Can you have a better day than this? Outdoor sculpture collection with one of the world’s best exponents – David Nash. The only World Heritage Site that is a garden – Kew. And the best company possible – Jude and our four kids (we started off with two but they each gained another).

And here they are (well just four of them) taking a break in the Temperate House. Apart from Jude and Sam we are all camera-toters so it is impossible to get a pic of us all together as there is always at least one left somewhere composing their artistic endeavours.

We drove down to London in drizzle and mist – a miserable journey through beautiful countryside we couldn’t see, but after a night’s rest in a comfy hotel room we met our four kids in the White Peaks Cafe just inside the world of Kew. The day was a great improvement over yesterday but as we left the car our ears were subjected to the cacophony of noise made by the parakeets now dominating the parks of the capital. They do not fit here at all. Our native Jays in their subtle outfits of pink and blue were much more in keeping.

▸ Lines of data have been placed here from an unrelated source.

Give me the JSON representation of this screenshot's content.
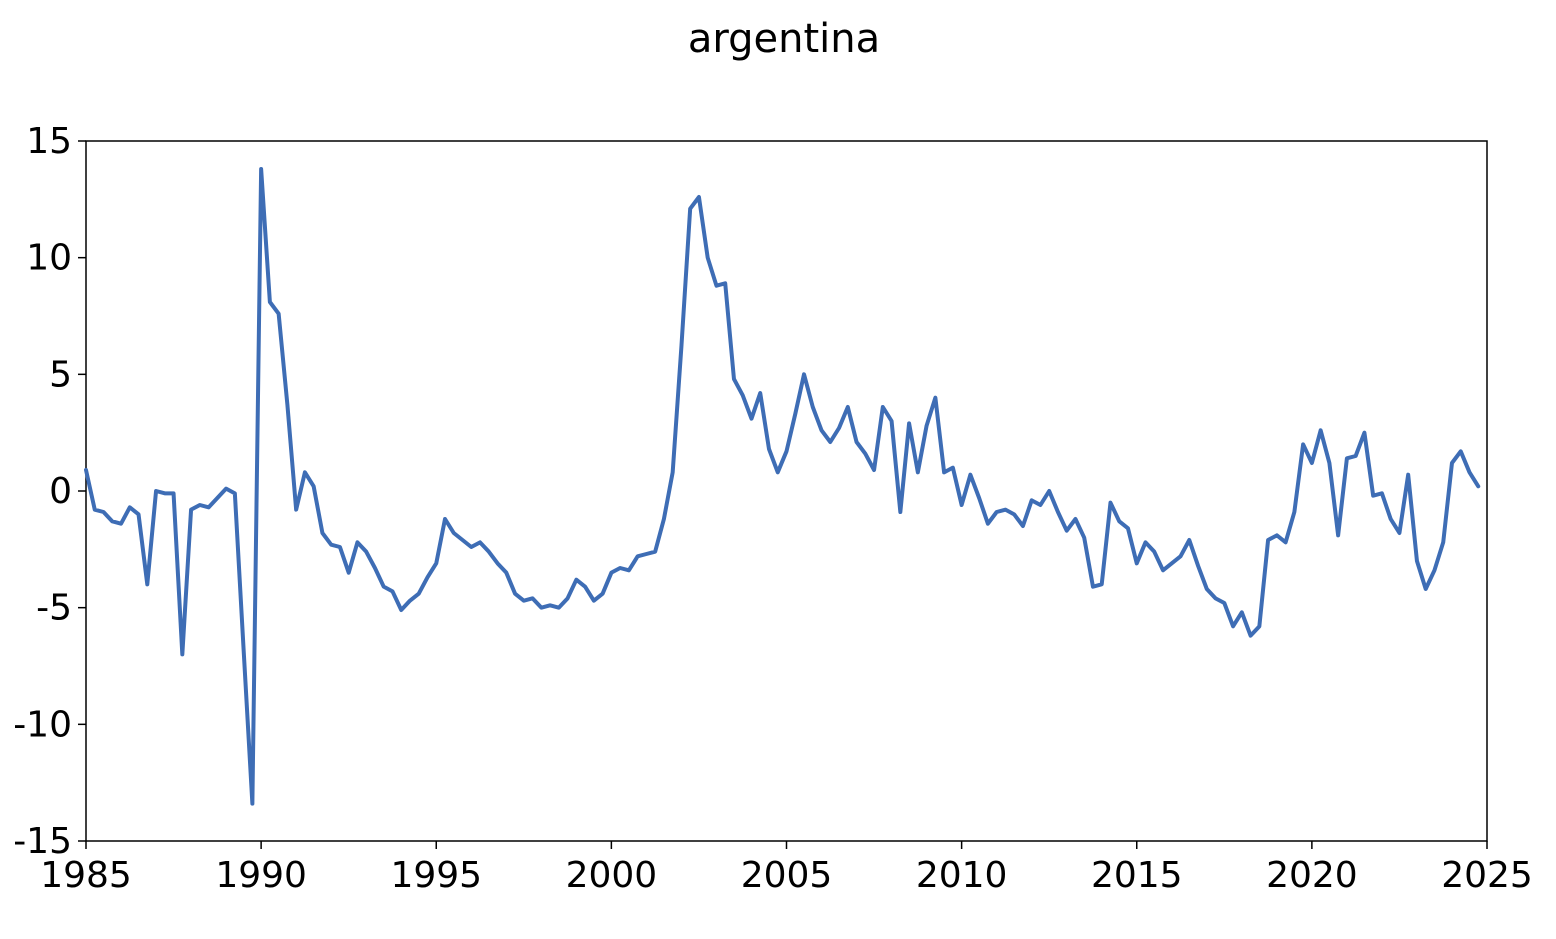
{
  "chart_data": {
    "type": "line",
    "title": "argentina",
    "xlabel": "",
    "ylabel": "",
    "xlim": [
      1985,
      2025
    ],
    "ylim": [
      -15,
      15
    ],
    "x_ticks": [
      1985,
      1990,
      1995,
      2000,
      2005,
      2010,
      2015,
      2020,
      2025
    ],
    "y_ticks": [
      15,
      10,
      5,
      0,
      -5,
      -10,
      -15
    ],
    "x_tick_labels": [
      "1985",
      "1990",
      "1995",
      "2000",
      "2005",
      "2010",
      "2015",
      "2020",
      "2025"
    ],
    "y_tick_labels": [
      "15",
      "10",
      "5",
      "0",
      "-5",
      "-10",
      "-15"
    ],
    "grid": false,
    "legend": "none",
    "line_color": "#3e6db5",
    "series": [
      {
        "frequency": "quarterly",
        "x": [
          1985.0,
          1985.25,
          1985.5,
          1985.75,
          1986.0,
          1986.25,
          1986.5,
          1986.75,
          1987.0,
          1987.25,
          1987.5,
          1987.75,
          1988.0,
          1988.25,
          1988.5,
          1988.75,
          1989.0,
          1989.25,
          1989.5,
          1989.75,
          1990.0,
          1990.25,
          1990.5,
          1990.75,
          1991.0,
          1991.25,
          1991.5,
          1991.75,
          1992.0,
          1992.25,
          1992.5,
          1992.75,
          1993.0,
          1993.25,
          1993.5,
          1993.75,
          1994.0,
          1994.25,
          1994.5,
          1994.75,
          1995.0,
          1995.25,
          1995.5,
          1995.75,
          1996.0,
          1996.25,
          1996.5,
          1996.75,
          1997.0,
          1997.25,
          1997.5,
          1997.75,
          1998.0,
          1998.25,
          1998.5,
          1998.75,
          1999.0,
          1999.25,
          1999.5,
          1999.75,
          2000.0,
          2000.25,
          2000.5,
          2000.75,
          2001.0,
          2001.25,
          2001.5,
          2001.75,
          2002.0,
          2002.25,
          2002.5,
          2002.75,
          2003.0,
          2003.25,
          2003.5,
          2003.75,
          2004.0,
          2004.25,
          2004.5,
          2004.75,
          2005.0,
          2005.25,
          2005.5,
          2005.75,
          2006.0,
          2006.25,
          2006.5,
          2006.75,
          2007.0,
          2007.25,
          2007.5,
          2007.75,
          2008.0,
          2008.25,
          2008.5,
          2008.75,
          2009.0,
          2009.25,
          2009.5,
          2009.75,
          2010.0,
          2010.25,
          2010.5,
          2010.75,
          2011.0,
          2011.25,
          2011.5,
          2011.75,
          2012.0,
          2012.25,
          2012.5,
          2012.75,
          2013.0,
          2013.25,
          2013.5,
          2013.75,
          2014.0,
          2014.25,
          2014.5,
          2014.75,
          2015.0,
          2015.25,
          2015.5,
          2015.75,
          2016.0,
          2016.25,
          2016.5,
          2016.75,
          2017.0,
          2017.25,
          2017.5,
          2017.75,
          2018.0,
          2018.25,
          2018.5,
          2018.75,
          2019.0,
          2019.25,
          2019.5,
          2019.75,
          2020.0,
          2020.25,
          2020.5,
          2020.75,
          2021.0,
          2021.25,
          2021.5,
          2021.75,
          2022.0,
          2022.25,
          2022.5,
          2022.75,
          2023.0,
          2023.25,
          2023.5,
          2023.75,
          2024.0,
          2024.25,
          2024.5,
          2024.75
        ],
        "values": [
          0.9,
          -0.8,
          -0.9,
          -1.3,
          -1.4,
          -0.7,
          -1.0,
          -4.0,
          0.0,
          -0.1,
          -0.1,
          -7.0,
          -0.8,
          -0.6,
          -0.7,
          -0.3,
          0.1,
          -0.1,
          -6.8,
          -13.4,
          13.8,
          8.1,
          7.6,
          3.7,
          -0.8,
          0.8,
          0.2,
          -1.8,
          -2.3,
          -2.4,
          -3.5,
          -2.2,
          -2.6,
          -3.3,
          -4.1,
          -4.3,
          -5.1,
          -4.7,
          -4.4,
          -3.7,
          -3.1,
          -1.2,
          -1.8,
          -2.1,
          -2.4,
          -2.2,
          -2.6,
          -3.1,
          -3.5,
          -4.4,
          -4.7,
          -4.6,
          -5.0,
          -4.9,
          -5.0,
          -4.6,
          -3.8,
          -4.1,
          -4.7,
          -4.4,
          -3.5,
          -3.3,
          -3.4,
          -2.8,
          -2.7,
          -2.6,
          -1.2,
          0.8,
          6.2,
          12.1,
          12.6,
          10.0,
          8.8,
          8.9,
          4.8,
          4.1,
          3.1,
          4.2,
          1.8,
          0.8,
          1.7,
          3.3,
          5.0,
          3.6,
          2.6,
          2.1,
          2.7,
          3.6,
          2.1,
          1.6,
          0.9,
          3.6,
          3.0,
          -0.9,
          2.9,
          0.8,
          2.8,
          4.0,
          0.8,
          1.0,
          -0.6,
          0.7,
          -0.3,
          -1.4,
          -0.9,
          -0.8,
          -1.0,
          -1.5,
          -0.4,
          -0.6,
          0.0,
          -0.9,
          -1.7,
          -1.2,
          -2.0,
          -4.1,
          -4.0,
          -0.5,
          -1.3,
          -1.6,
          -3.1,
          -2.2,
          -2.6,
          -3.4,
          -3.1,
          -2.8,
          -2.1,
          -3.2,
          -4.2,
          -4.6,
          -4.8,
          -5.8,
          -5.2,
          -6.2,
          -5.8,
          -2.1,
          -1.9,
          -2.2,
          -0.9,
          2.0,
          1.2,
          2.6,
          1.2,
          -1.9,
          1.4,
          1.5,
          2.5,
          -0.2,
          -0.1,
          -1.2,
          -1.8,
          0.7,
          -3.0,
          -4.2,
          -3.4,
          -2.2,
          1.2,
          1.7,
          0.8,
          0.2
        ]
      }
    ]
  }
}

Lattes and lemonades safely stored away we followed the Kew App that sent us on the trail of the collection of David Nash pieces. It was over a year since we had seen his retrospective exhibition at the Yorkshire Sculpture Park so we were more than ready to appreciate his work again.

Two of my favourite pieces were created from strips of cork oak bark, a huge cone in the conservatory and a low dome out in the open.

As with much of his work there is beauty in the details.

Suddenly I was presented with a sighting of a wonderful juxtaposition.

So another amazing exhibition of the work of David Nash. I wonder when we shall be treated to his next?